An illustration from the same issue of ISIS. The article was about this RAF pilot who got burnt up and had to go to a special military hospital that experimented in early plastic surgery. A bit grim, but I managed to make the people not look too gruesome. Quite a simple image, I like how the various elements are composed (particularly the RAF roundel) and the colors work fine. In the final version I painted in a title, but I'm not too fond of it.

Sunday 10 February 2008

ISIS Magazine Cover

Alright, to start off here's the cover I did for the latest ISIS. The theme was 'making it', and originally I was going to have some luridly lit hands and a face assembling a nondescript thing, but I ended up with a poorly rendered prometheus-like image that was unusable. So, started over, decided I needed reference photos and spent some time with a camera in front of my bathroom mirror in my underwear. I should really bother to do this more often, as it's too easy to just draw what 'looks right' and get a bland image. Anyway, the drawing ended up with some Egon Schiele-like guy building a bike, which came as a bit of a surprise. Later I regretted going over my lines with ink as it sort of ruined the face, but what I do like is the strong positive/negative space and the composition, so it's not all bad.

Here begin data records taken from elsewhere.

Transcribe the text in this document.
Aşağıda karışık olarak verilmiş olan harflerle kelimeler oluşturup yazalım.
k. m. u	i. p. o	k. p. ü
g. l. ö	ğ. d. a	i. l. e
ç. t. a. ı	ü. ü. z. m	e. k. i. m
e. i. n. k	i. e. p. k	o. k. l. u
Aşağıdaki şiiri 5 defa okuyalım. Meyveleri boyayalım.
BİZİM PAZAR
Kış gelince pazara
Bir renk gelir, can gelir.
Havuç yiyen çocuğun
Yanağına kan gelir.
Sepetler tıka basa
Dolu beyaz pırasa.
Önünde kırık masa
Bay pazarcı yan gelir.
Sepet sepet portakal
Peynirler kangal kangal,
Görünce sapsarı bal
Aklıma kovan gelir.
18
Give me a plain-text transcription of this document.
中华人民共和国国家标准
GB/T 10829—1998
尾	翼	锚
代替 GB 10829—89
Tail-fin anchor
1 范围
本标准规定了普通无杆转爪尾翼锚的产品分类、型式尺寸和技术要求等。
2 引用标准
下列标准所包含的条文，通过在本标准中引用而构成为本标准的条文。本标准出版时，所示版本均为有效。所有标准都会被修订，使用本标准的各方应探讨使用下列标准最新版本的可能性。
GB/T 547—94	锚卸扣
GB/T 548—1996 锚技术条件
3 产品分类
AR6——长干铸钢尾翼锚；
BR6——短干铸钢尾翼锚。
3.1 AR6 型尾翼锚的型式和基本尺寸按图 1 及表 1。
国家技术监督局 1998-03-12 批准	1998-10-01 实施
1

The version below is the image that was finally used, in which there's only minor correction to the photograph. Josephine's camera is amazing, it picks up such fine detail with a wide-angle lens.


And here's my original version of the cover, with the colors corrected to be much closer to the actual painting. People at ISIS liked the above one better, but I still don't know. I like how clean this version feels, and the character pops more.


Mission Statement

Hello, 

This is my blog, it's a place for my art and the art I like. That's all.